Catch-22 number one: The side effect of my medication is that I forget to take my medication.
I think about where I am today in this moment, feeling relatively stable in terms of my bipolar, and excited to be starting an online art course tomorrow. But I’m also aware of how my brain has slowed, how I’m sometimes foggy, and lose my short term memory. My doctor told me it’s a side effect of my medication; it depletes folic acid, and that contributes to the brain fog. She gave me a sample of folic acid at her office, and of course, I forgot where I put it for about three days. And now I know where it is but I just forget to take it. So I put the pills smack in the middle of the kitchen counter with a post-it note that says:
“It’s ten o’ clock. Do you know where your brain is?”
Catch-22 number two: In order to be happy long term, I have to be sad.
During all of my manias I have spent too much money, ruined relationships, exhibited very poor judgement and also had a hell of a good time. The aftermath has such destructive consequences, however, that my psychiatrist decided it is probably safer to keep me a little depressed from time to time than to risk the chance of getting full blown mania. I revisit this decision every time I am depressed, because I feel there must be a better solution. If you are bipolar and have a medicine that works for your lows in conjunction with a mood stabilizer, I’d be interested in hearing what you are taking.
Catch-22 number three: In order to allow creative chaos, I have to be stable.

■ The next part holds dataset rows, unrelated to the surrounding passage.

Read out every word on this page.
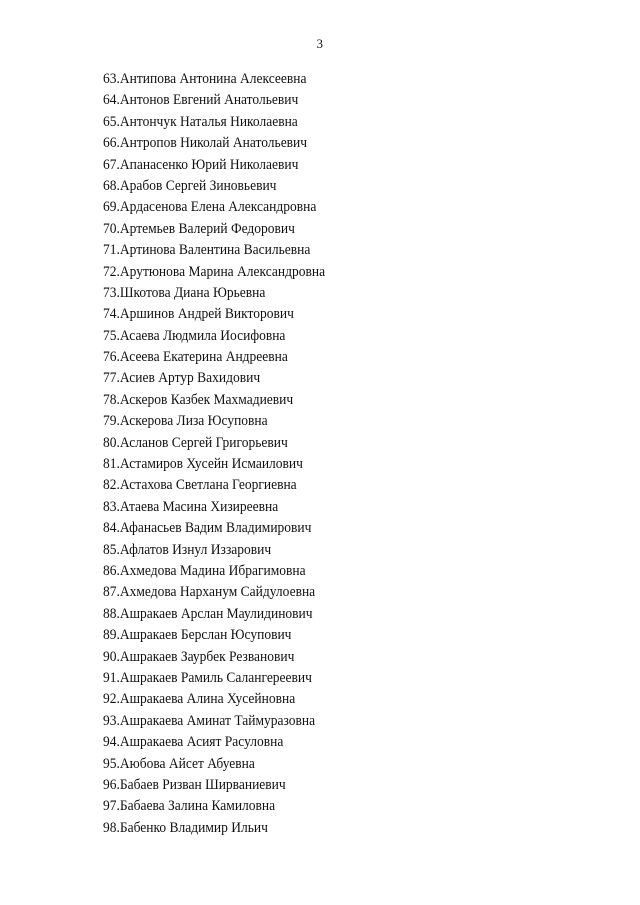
3
63.Антипова Антонина Алексеевна
64.Антонов Евгений Анатольевич
65.Антончук Наталья Николаевна
66.Антропов Николай Анатольевич
67.Апанасенко Юрий Николаевич
68.Арабов Сергей Зиновьевич
69.Ардасенова Елена Александровна
70.Артемьев Валерий Федорович
71.Артинова Валентина Васильевна
72.Арутюнова Марина Александровна
73.Шкотова Диана Юрьевна
74.Аршинов Андрей Викторович
75.Асаева Людмила Иосифовна
76.Асеева Екатерина Андреевна
77.Асиев Артур Вахидович
78.Аскеров Казбек Махмадиевич
79.Аскерова Лиза Юсуповна
80.Асланов Сергей Григорьевич
81.Астамиров Хусейн Исмаилович
82.Астахова Светлана Георгиевна
83.Атаева Масина Хизиреевна
84.Афанасьев Вадим Владимирович
85.Афлатов Изнул Иззарович
86.Ахмедова Мадина Ибрагимовна
87.Ахмедова Нарханум Сайдулоевна
88.Ашракаев Арслан Маулидинович
89.Ашракаев Берслан Юсупович
90.Ашракаев Заурбек Резванович
91.Ашракаев Рамиль Салангереевич
92.Ашракаева Алина Хусейновна
93.Ашракаева Аминат Таймуразовна
94.Ашракаева Асият Расуловна
95.Аюбова Айсет Абуевна
96.Бабаев Ризван Ширваниевич
97.Бабаева Залина Камиловна
98.Бабенко Владимир Ильич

There are moments in creating a work of art or writing, when the work takes on a will of it’s own. I begin the work, my hands move the paintbrush or pencil, but my mind starts telling me which direction to go. This is when my judgements quiet, I experiment, and trust that no matter where this chaotic process leads me, it will have taught me something. It hovers in moments of uncertainty and it either destroys the work or makes it better.
I have learned over the years that if I don’t take care of the chaos in my life, that crucial moment of chaos in my art will lose it’s strength and purpose. I will sometimes try to control it because I feel so out of control. The result is lackluster work that never went far enough into risky territory to inspire people to relate to it.
What are the Catch-22’s of your mental illness, creativity, or life?